I have admired the look of the undescribed (fairly new) species _Lepidiolamprologus sp_. "Meeli Kipili" , and wondered what you guys think the chances of success are with them in a 20L.
They look like tiny _attenuatus_, and as a _Lepidiolamprologus_ species, may be too aggressive for such a small tank.
I guess a few folks have actually bred them by now. 
Also- are they actual shell-dwellers, or are rocks just as acceptable to them? I can't find much info out there.
What do you think?


----------



## Fogelhund (Dec 3, 2002)

30" tank? I've kept hecqui in such a tank without issues, but I doubt you keep more than one adult male in such a setup.


----------



## 24Tropheus (Jun 21, 2006)

Fogelhund said:


> 30" tank? I've kept hecqui in such a tank without issues, but I doubt you keep more than one adult male in such a setup.


Cichlid folk kind of say once you have kept and bred anyone of L.hecqui, meeli or boulengeri you have kind of done em all. I dunno but kind of expect "Meeli Kipili" to be little different. Fine as pairs down to 29g or maybe smaller but right pains to other cichlids or multie male unless in less than very big tanks.


----------



## Fogelhund (Dec 3, 2002)

I had a breeding pair of hecqui in a 150 gallon with my colony of Champsochromis caeruleus. Believe me, they MORE than held their own. :lol:


----------



## Shaky (Jan 2, 2003)

The reason I ask is that these fish look much more like dwarf attenuatus than hecqui, meeli, or boulengeri.
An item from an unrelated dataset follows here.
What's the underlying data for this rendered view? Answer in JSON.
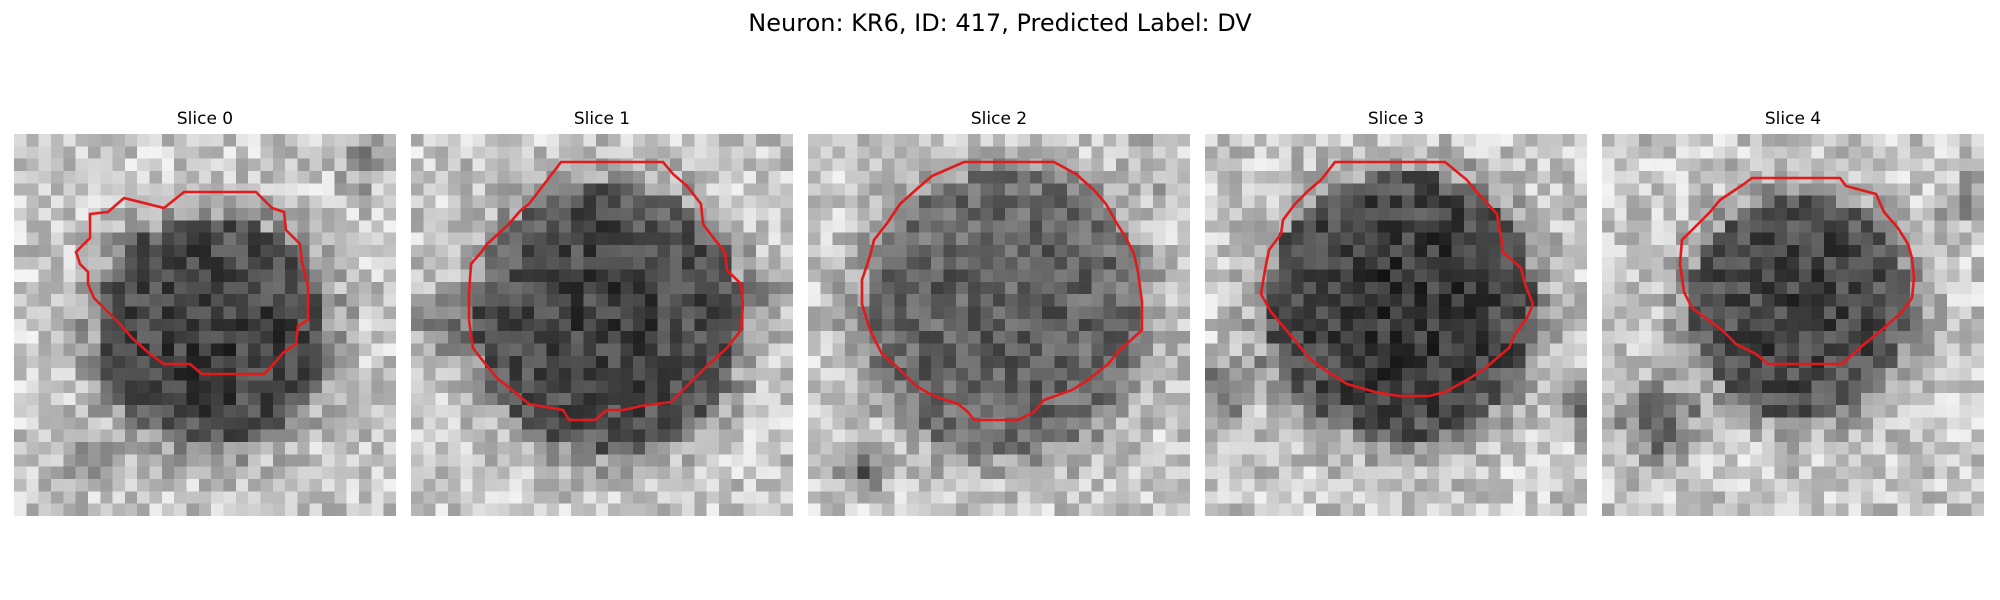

I haven't kept any of these fish, but as they are Lepidiolamps, I will take for granted that they are at least predators, if not downright aggressive. 
If I were to get a few in a 20L, do you suppose they would they kill each other until only one remained, or would a pair form? Heck, maybe they even forms harems. 
There is no available info on this little fish that I can find. I suppose I should extrapolate from literature on the four named species and the genus in general.


----------



## 24Tropheus (Jun 21, 2006)

I guess you could also check out Lepidiolamprologus pleuromaculatus.
They kind of look a lot like those.
All the best James


----------



## tangfish23 (Apr 12, 2003)

I have 4 breeding pairs...i keep 2 pr in a 55 gal with lot's of holey rock ,river rock , cichid cave's and a couple of medium sized murex shells placed on opposite end of tank.......1pr in 30L with two murex shells, holey rock and dither fish and 4th pr 100gal african community tank with river rock and murex shells....mine only spawn in murex shells.....they'll take flake food, pellets but thrive need some "meat" in there diet....feeder guppie's are ok if u raise them yourself but i use silversides chopped up to approriate size....once they start spawning they'll produce fry every six weeks...u can let different batches grow up together but once they reach 1/2" the larger fry will start picking off smaller siblings....hope this helps..


----------



## Shaky (Jan 2, 2003)

Thanks!


----------